Two-year waiting period is reasonable but those in favour must actively make the case for it

Earlier this week, the Government announced its intention to hold a referendum in May, with the intention of reducing the waiting time for divorce to two years Illustration: Dearbhla Kelly

Earlier this week, the Government announced its intention to hold a referendum in May, with the intention of reducing the waiting time for divorce to two years Illustration: Dearbhla Kelly

 

Twenty-four years ago, following a deeply divisive campaign, a referendum was carried that removed an outright ban on divorce from our Constitution.

Change was supported by a small majority of voters and strict conditions were re-inserted into the Constitution.

As things now stand, to qualify for a divorce a couple must have lived apart for four of the previous five years; there must be no prospect of a reconciliation and proper financial provision must be made for spouses and children.

Earlier this week, the Government announced its intention to hold a referendum in May, to coincide with the local and European elections, with the intention of reducing the waiting time for divorce to two years.

At the same time, other marriage protections within the Constitution would remain.

The ‘flood gates’ that were threatended in 1995 never opened

Minister for Culture Josepha Madigan, a former family solicitor, has been the driving force behind this referendum.

As a backbencher, she published a Bill seeking to reduce the amount of time estranged couples had to wait for a divorce.

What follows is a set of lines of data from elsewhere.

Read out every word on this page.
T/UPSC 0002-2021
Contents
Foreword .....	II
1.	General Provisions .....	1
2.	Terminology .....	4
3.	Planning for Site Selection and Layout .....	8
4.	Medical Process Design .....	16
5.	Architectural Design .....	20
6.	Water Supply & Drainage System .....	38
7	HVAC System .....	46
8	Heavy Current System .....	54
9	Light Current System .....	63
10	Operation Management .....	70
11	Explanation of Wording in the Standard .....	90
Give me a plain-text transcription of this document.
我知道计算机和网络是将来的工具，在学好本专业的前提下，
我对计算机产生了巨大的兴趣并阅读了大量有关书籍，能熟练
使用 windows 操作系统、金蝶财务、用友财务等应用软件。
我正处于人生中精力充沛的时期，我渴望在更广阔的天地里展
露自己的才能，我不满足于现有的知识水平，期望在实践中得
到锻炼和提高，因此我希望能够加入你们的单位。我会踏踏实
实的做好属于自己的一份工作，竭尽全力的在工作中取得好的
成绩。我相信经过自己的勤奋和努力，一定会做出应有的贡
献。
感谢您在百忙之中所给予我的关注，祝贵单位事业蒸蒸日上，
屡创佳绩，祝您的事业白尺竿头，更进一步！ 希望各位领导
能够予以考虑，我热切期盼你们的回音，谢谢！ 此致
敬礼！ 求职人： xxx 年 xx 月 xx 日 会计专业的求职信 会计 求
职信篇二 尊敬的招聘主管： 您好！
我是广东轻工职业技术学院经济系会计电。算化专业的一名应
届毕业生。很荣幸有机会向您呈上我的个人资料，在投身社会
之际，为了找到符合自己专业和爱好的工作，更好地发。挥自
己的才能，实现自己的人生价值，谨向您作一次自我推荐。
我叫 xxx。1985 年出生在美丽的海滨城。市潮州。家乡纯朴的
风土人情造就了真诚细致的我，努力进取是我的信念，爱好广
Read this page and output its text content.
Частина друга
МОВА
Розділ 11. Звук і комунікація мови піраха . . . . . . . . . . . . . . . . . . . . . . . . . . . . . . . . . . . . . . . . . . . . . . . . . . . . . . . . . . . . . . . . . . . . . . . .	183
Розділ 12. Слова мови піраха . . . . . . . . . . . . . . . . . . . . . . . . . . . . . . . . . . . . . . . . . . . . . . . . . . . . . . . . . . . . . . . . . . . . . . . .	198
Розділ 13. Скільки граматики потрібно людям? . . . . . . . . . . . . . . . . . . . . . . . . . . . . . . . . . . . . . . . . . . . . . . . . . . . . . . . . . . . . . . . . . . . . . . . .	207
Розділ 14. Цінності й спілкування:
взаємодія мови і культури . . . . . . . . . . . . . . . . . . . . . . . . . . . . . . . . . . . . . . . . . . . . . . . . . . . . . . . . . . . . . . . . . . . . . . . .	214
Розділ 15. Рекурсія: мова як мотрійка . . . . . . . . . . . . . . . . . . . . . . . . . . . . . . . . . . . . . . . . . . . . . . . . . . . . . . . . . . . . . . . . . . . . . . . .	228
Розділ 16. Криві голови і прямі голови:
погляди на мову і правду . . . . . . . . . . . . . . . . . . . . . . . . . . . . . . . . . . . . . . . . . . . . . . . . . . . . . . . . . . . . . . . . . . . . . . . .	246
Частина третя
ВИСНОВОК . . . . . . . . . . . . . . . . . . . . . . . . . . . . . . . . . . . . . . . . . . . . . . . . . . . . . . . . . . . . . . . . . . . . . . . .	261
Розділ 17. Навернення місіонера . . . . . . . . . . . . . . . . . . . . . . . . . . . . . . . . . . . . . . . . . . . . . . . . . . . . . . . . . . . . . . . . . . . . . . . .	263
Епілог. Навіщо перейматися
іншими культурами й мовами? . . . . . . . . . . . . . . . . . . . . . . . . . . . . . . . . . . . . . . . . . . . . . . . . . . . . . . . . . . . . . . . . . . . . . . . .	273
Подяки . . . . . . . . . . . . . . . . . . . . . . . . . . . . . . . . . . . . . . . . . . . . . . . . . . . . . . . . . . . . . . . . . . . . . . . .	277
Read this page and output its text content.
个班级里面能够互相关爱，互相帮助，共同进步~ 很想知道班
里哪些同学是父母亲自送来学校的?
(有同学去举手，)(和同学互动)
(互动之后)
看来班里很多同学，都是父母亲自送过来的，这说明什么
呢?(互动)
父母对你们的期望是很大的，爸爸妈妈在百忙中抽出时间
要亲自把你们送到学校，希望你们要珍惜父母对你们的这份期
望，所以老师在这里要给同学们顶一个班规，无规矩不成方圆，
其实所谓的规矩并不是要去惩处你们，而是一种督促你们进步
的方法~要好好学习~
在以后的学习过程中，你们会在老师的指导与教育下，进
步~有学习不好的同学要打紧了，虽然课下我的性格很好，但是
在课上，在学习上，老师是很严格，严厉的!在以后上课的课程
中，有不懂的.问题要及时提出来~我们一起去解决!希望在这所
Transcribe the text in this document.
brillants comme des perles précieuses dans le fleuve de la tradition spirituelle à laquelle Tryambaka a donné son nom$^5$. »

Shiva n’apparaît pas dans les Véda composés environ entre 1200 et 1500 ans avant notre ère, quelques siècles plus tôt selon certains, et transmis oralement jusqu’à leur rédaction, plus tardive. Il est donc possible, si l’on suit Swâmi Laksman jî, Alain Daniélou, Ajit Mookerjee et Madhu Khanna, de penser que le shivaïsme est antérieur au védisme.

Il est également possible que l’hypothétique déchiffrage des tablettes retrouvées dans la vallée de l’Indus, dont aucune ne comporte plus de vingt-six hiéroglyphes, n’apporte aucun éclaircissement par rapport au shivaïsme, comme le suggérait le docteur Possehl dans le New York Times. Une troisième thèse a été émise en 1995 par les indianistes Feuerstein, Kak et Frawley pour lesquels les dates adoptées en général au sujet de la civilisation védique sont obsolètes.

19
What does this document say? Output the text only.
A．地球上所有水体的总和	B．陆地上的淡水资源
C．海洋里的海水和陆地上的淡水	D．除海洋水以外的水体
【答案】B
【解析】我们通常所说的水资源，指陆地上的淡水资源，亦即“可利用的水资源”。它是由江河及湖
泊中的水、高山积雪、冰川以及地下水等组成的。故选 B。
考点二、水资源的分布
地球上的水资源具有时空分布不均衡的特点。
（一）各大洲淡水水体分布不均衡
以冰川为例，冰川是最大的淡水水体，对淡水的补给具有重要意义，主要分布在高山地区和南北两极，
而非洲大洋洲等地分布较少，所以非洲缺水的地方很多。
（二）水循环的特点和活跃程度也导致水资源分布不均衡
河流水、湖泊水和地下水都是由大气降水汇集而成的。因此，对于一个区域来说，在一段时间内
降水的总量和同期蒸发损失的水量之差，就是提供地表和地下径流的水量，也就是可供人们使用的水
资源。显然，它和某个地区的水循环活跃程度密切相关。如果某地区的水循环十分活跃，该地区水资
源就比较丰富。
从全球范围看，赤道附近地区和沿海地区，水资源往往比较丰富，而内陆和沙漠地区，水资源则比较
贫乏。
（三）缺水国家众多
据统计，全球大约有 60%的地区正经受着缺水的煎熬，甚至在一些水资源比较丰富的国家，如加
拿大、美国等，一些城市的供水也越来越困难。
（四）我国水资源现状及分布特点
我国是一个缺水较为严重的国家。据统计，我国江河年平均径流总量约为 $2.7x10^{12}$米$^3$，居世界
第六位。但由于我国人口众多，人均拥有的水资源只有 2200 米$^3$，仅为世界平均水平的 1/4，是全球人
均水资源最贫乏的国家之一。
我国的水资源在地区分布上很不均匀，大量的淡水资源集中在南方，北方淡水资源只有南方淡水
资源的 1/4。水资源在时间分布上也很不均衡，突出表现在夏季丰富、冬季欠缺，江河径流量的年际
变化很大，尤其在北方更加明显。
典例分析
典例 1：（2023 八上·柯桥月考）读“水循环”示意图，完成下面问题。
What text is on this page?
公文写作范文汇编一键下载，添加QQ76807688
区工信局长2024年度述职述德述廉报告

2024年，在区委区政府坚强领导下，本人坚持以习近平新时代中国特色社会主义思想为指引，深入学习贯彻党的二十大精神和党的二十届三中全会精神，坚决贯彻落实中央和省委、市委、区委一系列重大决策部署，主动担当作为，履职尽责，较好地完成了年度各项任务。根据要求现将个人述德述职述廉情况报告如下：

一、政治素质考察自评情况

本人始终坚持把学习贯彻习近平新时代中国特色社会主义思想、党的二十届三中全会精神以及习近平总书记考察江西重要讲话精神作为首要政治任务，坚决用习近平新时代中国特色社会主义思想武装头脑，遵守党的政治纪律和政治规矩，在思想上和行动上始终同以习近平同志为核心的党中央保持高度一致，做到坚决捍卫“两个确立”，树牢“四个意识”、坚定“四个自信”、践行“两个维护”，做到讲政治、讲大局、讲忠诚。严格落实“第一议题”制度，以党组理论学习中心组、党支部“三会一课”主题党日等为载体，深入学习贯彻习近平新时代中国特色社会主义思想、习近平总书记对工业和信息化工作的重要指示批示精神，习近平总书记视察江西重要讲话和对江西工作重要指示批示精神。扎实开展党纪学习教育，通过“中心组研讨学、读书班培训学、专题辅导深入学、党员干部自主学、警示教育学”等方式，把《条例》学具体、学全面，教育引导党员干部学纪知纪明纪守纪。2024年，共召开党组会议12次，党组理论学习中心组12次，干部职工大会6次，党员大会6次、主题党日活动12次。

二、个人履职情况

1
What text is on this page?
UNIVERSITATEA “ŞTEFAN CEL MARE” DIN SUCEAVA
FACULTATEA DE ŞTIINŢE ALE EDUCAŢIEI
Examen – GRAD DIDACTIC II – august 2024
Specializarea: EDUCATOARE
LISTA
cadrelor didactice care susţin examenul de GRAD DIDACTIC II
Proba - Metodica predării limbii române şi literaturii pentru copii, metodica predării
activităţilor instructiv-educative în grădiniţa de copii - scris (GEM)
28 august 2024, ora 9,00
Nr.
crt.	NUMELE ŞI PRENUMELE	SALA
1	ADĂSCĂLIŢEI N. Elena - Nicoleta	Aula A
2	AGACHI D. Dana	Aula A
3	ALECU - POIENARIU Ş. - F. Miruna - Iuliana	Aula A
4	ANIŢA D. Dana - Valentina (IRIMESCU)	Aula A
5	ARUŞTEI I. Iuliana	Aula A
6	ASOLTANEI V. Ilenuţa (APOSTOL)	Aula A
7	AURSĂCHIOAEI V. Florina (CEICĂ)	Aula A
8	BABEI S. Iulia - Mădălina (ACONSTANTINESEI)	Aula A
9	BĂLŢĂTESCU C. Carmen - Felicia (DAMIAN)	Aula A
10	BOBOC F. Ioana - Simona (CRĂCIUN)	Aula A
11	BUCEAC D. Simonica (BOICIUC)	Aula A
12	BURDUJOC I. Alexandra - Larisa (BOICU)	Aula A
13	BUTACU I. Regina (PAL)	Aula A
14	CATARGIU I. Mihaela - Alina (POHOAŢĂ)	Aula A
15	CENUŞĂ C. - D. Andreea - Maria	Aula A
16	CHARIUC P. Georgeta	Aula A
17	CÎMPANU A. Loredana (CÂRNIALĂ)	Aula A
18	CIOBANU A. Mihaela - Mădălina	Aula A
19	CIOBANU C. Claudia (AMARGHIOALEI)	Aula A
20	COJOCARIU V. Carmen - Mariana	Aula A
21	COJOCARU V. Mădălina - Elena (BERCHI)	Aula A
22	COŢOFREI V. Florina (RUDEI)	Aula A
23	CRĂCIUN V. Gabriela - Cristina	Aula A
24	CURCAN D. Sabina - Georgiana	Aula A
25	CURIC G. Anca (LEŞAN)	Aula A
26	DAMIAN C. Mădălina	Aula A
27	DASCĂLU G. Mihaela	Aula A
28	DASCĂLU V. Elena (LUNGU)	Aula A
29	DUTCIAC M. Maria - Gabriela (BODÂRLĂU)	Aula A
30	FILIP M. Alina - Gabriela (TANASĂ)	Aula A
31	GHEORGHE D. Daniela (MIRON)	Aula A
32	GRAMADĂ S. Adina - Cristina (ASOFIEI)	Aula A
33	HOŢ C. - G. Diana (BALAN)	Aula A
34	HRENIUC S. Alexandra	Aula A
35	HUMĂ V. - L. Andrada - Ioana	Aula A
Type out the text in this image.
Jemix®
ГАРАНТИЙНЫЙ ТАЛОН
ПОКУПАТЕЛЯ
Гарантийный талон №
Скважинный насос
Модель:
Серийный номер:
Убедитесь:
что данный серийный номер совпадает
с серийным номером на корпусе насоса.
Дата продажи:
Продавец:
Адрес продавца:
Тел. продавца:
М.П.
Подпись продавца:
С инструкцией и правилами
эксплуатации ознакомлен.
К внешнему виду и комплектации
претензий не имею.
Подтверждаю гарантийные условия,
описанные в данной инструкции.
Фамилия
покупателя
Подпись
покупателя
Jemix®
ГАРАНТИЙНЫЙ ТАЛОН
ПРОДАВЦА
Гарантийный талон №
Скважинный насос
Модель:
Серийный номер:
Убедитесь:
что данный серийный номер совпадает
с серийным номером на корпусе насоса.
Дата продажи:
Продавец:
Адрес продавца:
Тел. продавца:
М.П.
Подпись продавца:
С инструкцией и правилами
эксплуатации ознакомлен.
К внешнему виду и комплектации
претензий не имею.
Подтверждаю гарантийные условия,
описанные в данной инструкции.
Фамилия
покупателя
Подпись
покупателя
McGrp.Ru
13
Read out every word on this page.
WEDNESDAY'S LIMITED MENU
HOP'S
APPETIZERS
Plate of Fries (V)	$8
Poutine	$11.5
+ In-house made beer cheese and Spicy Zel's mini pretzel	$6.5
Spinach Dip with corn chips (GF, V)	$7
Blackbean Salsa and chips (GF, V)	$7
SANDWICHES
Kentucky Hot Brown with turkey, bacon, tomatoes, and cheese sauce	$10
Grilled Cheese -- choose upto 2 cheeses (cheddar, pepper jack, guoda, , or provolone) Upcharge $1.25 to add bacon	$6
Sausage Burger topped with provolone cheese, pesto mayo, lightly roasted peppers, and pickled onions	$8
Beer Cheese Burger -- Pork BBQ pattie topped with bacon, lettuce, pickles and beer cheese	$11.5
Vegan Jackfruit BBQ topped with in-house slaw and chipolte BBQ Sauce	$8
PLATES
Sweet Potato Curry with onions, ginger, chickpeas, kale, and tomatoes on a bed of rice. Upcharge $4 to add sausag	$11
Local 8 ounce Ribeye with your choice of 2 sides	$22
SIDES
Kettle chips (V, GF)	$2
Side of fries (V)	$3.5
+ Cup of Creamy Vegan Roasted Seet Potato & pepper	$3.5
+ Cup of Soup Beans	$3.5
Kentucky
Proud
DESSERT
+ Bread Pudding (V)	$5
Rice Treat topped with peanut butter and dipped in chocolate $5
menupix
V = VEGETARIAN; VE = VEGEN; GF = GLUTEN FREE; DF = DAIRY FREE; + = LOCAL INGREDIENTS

She expressed the hope this week that family lawyers and those who experienced divorce will now come forward and tell their stories.

Four years, she said, was an unconscionable waiting period for those who suffered marital breakdown. They should be shown compassion. There were other, unintended consequences.

Minister for Justice Charlie Flanagan said the statutory four-year waiting period had led couples to seek judicial separations, prior to a divorce, with all the attendant legal costs and additional stress that involved.

A sharp, post-recession rise in the number of divorce cases brought the number to 3,197 in 2016. But seven times as many marriages took place. The ‘flood gates’ that were threatended in 1995 never opened.

If the referendum carries, only a court will be entitled to grant a divorce and under strict conditions. Despite some discordant voices at Cabinet, there appears to be a broad political consensus that a two-year waiting period is reasonable. And rightly so. Those who favour reform must be active in making the case for it.